The other side of this coin is that if someone targets you specifically to find out your info, they are going to be able to do it. In the war of locks vs. lock-pickers, the lock-pickers win in the end. The key is not having better locks, but having nothing curious on the other side of the door. Do what you can to make people uninterested in you, which is easy, since human beings by default are not interested in other people.

Being boring is the best defense. Rather than a deadbolt, if you want to protect your apartment just hang a sign that says "Math Inside."

Although strong passwords are better than weak ones, people can't remember weak passwords either, which means they won't steal them. Have you ever told someone a password to type in? No one can do it on the first try. At an old office job, the password on my computer was WillHines — meaning it was my name without spaces, and only the initials capitalized.

My co-workers, when they would need to get into my computer, could not type that correctly even as I spelled it to them. I'd say "capital W" and they would say "wait, CAPITAL W?" and I'd say "yes, capital W" and this would go on for minutes. The best thing making your password good is that people cannot remember words.

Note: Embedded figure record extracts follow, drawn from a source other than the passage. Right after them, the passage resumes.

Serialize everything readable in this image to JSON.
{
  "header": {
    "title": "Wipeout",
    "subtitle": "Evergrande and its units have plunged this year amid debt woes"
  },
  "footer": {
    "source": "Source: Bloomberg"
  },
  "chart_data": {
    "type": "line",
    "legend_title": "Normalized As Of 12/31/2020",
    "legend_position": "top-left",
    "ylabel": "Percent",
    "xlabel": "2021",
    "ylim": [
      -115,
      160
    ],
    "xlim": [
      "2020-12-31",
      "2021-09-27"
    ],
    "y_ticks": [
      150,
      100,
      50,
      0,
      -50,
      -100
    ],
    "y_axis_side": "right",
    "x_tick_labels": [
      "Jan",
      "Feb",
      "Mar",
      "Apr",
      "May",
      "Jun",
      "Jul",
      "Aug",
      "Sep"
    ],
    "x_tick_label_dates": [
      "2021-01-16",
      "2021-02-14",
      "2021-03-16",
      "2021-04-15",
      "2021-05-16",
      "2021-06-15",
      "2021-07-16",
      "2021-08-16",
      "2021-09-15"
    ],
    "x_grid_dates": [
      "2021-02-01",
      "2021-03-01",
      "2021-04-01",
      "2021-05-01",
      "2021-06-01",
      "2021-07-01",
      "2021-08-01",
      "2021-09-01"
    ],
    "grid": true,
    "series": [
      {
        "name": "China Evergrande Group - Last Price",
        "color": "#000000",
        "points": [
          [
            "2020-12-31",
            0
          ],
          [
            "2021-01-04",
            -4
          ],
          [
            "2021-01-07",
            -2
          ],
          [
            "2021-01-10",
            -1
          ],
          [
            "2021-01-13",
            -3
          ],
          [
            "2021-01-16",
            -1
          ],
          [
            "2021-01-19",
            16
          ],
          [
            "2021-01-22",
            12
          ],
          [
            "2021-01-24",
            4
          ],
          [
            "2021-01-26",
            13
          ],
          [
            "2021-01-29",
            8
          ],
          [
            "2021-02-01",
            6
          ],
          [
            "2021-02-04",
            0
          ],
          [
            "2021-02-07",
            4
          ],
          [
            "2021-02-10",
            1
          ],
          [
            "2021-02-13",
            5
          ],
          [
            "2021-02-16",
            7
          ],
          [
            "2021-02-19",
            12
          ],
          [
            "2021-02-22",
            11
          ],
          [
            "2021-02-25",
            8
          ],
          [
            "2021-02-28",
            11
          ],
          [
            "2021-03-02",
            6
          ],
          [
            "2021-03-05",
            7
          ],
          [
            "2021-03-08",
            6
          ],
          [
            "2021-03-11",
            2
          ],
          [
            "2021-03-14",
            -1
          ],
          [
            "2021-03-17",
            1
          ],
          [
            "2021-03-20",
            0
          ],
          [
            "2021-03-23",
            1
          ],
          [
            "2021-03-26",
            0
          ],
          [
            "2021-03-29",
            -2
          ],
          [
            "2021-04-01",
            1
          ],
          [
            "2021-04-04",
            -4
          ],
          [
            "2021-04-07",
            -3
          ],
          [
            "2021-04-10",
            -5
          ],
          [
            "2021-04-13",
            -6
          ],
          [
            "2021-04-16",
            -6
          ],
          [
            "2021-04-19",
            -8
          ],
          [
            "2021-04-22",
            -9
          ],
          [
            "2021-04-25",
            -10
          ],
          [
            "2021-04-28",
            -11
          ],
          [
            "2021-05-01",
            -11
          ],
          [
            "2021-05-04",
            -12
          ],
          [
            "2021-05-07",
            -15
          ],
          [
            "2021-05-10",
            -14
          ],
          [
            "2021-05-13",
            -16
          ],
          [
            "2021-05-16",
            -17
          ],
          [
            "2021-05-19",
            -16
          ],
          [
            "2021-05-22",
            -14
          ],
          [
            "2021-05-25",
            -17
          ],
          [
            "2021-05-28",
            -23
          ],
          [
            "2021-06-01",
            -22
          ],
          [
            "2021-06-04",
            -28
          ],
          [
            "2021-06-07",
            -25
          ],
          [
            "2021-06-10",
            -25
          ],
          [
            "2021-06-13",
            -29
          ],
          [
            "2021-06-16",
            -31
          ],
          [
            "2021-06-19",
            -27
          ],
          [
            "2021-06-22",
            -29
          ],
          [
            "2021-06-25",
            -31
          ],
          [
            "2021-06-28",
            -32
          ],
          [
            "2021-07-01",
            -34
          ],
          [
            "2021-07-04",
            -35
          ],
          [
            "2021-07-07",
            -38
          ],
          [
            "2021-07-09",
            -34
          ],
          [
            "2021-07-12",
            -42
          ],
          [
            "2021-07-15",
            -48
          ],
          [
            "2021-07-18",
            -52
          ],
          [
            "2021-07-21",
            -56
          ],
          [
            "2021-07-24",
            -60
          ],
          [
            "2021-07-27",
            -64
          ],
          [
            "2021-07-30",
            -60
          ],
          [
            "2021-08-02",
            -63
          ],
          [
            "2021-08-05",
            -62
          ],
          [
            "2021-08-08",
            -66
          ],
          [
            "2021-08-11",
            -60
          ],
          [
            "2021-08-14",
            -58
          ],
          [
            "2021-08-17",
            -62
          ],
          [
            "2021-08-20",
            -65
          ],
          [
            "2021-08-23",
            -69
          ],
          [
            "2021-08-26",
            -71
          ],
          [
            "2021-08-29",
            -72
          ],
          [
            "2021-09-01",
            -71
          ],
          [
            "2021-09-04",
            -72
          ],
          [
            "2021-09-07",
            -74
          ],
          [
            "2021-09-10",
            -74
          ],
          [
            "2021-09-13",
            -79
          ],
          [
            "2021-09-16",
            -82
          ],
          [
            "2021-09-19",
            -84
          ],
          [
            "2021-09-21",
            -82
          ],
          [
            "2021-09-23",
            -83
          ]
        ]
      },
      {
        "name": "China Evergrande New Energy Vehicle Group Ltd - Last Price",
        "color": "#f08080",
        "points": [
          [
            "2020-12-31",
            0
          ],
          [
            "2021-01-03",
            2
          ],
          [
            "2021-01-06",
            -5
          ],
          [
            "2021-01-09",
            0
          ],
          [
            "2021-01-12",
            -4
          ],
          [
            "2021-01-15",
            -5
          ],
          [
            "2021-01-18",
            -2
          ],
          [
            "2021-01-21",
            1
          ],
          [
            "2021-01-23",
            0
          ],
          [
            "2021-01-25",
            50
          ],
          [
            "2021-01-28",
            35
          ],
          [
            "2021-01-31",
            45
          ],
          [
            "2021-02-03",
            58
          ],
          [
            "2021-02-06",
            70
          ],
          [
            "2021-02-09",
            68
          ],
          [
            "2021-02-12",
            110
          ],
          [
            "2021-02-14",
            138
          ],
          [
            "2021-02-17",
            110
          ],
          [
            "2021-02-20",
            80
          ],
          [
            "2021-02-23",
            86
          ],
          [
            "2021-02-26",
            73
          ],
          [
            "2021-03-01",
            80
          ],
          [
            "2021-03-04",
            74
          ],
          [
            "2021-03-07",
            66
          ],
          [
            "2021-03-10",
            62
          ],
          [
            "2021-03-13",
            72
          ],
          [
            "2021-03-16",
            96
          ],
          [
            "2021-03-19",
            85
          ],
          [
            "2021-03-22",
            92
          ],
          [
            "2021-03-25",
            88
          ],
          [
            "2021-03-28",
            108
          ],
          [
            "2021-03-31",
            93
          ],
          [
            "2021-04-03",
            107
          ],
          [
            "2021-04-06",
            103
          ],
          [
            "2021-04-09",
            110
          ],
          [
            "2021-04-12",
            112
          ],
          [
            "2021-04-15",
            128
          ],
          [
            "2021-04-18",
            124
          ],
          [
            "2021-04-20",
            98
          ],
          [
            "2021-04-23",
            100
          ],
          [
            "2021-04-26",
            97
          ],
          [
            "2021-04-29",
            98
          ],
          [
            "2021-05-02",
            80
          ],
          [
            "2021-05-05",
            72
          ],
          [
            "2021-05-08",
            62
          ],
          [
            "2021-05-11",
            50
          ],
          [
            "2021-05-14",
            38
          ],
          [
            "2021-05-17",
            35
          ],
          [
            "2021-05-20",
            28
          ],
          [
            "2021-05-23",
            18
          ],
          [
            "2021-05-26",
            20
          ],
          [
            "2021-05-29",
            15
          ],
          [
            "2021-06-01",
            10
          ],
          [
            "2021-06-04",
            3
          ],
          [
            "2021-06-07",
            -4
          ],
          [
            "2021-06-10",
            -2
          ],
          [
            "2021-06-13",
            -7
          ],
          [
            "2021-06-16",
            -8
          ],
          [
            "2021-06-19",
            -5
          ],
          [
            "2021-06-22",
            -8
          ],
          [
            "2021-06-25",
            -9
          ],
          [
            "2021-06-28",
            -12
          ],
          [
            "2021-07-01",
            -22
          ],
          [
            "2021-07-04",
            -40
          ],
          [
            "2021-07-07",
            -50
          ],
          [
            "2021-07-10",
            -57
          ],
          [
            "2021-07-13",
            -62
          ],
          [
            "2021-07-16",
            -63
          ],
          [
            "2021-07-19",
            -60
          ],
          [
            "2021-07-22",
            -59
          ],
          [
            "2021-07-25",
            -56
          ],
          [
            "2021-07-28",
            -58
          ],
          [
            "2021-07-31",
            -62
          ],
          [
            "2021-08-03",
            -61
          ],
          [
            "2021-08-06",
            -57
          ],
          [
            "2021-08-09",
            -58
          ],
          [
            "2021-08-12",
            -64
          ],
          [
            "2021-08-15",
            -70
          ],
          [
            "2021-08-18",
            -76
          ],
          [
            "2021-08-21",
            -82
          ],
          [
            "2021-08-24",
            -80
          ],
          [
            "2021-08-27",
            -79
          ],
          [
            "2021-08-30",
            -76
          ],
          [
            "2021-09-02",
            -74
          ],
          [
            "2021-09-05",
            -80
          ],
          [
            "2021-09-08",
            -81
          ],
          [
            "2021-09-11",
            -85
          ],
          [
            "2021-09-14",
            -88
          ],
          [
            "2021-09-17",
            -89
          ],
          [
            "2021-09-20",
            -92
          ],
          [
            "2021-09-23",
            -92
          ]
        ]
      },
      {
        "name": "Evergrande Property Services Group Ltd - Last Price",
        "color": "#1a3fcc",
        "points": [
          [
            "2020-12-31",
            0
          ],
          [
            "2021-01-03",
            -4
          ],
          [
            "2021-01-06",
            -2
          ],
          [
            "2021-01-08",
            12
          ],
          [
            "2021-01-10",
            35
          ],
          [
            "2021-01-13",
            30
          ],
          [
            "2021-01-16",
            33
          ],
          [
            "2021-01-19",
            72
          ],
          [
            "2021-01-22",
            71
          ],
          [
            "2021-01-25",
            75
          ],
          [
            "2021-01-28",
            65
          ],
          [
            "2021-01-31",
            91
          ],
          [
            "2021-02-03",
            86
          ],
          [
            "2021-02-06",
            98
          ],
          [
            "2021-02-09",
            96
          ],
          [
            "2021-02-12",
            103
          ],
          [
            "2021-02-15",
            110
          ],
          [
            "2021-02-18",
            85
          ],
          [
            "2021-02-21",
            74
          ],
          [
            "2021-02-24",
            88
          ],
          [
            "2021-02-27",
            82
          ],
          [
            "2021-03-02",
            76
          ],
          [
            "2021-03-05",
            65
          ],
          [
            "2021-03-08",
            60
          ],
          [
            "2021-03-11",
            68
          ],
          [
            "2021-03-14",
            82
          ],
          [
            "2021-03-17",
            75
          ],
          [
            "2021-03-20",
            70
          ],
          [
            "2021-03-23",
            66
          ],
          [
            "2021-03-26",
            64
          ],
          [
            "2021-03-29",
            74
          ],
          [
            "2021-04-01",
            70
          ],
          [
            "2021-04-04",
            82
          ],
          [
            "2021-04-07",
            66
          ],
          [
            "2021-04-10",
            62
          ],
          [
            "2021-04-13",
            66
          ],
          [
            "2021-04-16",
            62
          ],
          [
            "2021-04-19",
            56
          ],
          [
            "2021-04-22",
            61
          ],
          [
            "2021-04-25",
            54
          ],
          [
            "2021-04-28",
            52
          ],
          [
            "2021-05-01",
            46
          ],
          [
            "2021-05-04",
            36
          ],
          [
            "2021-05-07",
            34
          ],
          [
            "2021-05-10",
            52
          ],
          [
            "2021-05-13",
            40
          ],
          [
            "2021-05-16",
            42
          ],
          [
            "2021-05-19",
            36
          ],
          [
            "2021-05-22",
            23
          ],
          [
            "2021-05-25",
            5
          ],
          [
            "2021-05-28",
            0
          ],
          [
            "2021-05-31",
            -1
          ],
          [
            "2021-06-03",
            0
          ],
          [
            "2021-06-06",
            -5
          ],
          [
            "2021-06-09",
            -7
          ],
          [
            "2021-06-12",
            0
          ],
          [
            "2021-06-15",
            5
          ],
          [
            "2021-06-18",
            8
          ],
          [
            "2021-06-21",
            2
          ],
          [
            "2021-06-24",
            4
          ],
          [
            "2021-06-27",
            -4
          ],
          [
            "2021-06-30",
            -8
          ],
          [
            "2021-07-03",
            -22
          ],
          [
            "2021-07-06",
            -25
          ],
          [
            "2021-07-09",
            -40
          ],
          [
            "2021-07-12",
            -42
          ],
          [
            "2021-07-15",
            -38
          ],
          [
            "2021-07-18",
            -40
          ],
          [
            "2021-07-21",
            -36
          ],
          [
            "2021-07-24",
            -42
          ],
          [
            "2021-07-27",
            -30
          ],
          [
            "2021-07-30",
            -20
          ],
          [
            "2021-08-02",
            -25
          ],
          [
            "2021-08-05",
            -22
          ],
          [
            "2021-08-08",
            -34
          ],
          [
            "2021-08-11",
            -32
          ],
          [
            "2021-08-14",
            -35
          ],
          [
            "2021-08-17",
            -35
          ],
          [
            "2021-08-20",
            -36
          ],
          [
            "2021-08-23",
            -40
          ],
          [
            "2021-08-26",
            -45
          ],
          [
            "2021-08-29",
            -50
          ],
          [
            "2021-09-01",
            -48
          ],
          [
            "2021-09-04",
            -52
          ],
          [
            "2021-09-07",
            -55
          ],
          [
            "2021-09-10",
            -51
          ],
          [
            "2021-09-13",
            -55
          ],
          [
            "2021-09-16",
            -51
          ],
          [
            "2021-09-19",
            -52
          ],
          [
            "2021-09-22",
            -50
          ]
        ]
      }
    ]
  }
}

"Security through obscurity" on the internet foils people every day. Some time ago I was doing my (tragically) routine check of what happened to girls I had a crush on in high school. And I remembered a cute girl I knew named Sue Brown, and googled her name. Spoiler alert: it is immensely hard to find someone with a common name online.

If you want to really protect your online identity change it to something that will blend in. I suggest Google Mortgage Timberlake. Yes, hacking happens! But USUALLY in amazingly non-hurtful albeit annoying ways. Some spambot figures your twitter password and sends all your friends @-messages about a great new mortgage deal or genital extension program.

Everyone sends you slightly-smug messages that YOU'VE BEEN HACKED and you change your password, send out apology messages and go back to getting your genitals extended. No real foul.


And I know there are occasions of real thievery — people losing their credit card numbers to someone who runs up thousands of dollars of charges. It's scary, intrusive and morally wrong. It's also generally fixed with a few phone calls to your bank.

It's not worth having passwords a million letters long, refusing to buy things online and hiding in your apartment with the lights out, staring through your venetian blinds for the enemies you imagine are stalking you. Unless you're a for-real famous person — let's say at or higher than the Jim Parsons level.

We live in the Age of Information. In the future, there is going to more information available, not less. People will post their credit card numbers ON their twitter, and just get a new one every week. Politicians will not only confess to their affairs, but upload them to YouTube and email their supporters to click "like." We are all going to be filmed twenty-four hours a day with chips in our head that track our every move. And the only thing keeping us safe will be no one will watch.